How long until platform market hits £1trn AUA?

Three scenarios set out likely trajectory of inflows in a post-covid world

|

The platform market is expected to grow exponentially over the next few years.

Forecasts by consultancy The Lang Cat found that assets under administration (AUA) could double to £1trn ($1.4trn, €1.16trn) by 2025, up from roughly £500bn in 2020.

But this is a very optimistic estimate and is based on a compound annual growth rate (CAGR) of 17%.

To put this in context, the CAGR of the UK market has been 14% since 2013.

However, it has experienced some significant changes over the past decade or so, ranging from the introduction of Mifid II, Brexit, heavy M&A activity, several re-platformings and, of course, a global pandemic.

No ‘firm predictions’

In contrast, The Lang Cat’s more ‘realistic’ outlook assumes a CAGR of 12% over the next few years, factoring in slower growth as well as other elements, which would see advised AUA hit around £874bn.

But the firm said that, “if the events of the last year or so have taught us anything, it is that it’s dangerous to make firm predictions”.

So, in addition to its ‘optimistic’ and ‘realistic’ forecasts, the team has come up with a ‘pessimistic’ outlook.

This predicts that, with a CAGR of 6%, the market is likely to secure advised AUA of £663.5bn over the next four years.

Low disruption

Mike Barrett, consulting director at The Lang Cat, said: “Everyone hopes the next few years, and especially the immediate aftermath of the pandemic, are as positive as they can be.

“Of all the factors with the potential to impact growth one way or another, the economic picture is the most important. The pandemic hasn’t changed the demographics of an ageing population, or the fact that people will always need financial planning.

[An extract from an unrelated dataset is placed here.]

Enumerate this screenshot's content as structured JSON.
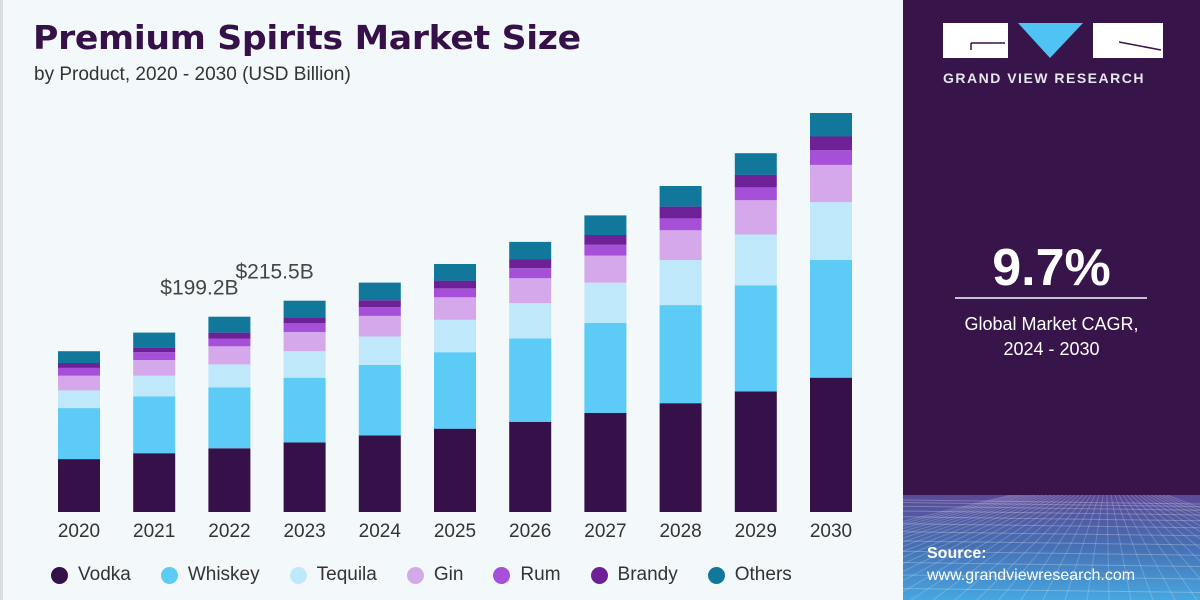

“But, as we saw over the last 12 months, when investor confidence takes a hit, new business flows will also fall. In the short-term, we do expect flows to remain volatile, although in the longer-term they will stabilise and continue to grow.

“Our realistic and optimistic scenarios are based on the belief that disruption from changes, including platform mergers and acquisitions and expensive re-platforming projects, will be relatively low level.

“Yes, there have been a number of ownership changes in recent months, and these still need to be fully implemented. But an increasing number of providers now have relatively new and/or stable ownership in place.

“And combined with a relatively benign regulatory environment – based on its platform market study, the FCA appears to have no major issues – platform providers should be able to focus on what matters for advisers and their clients,” he added.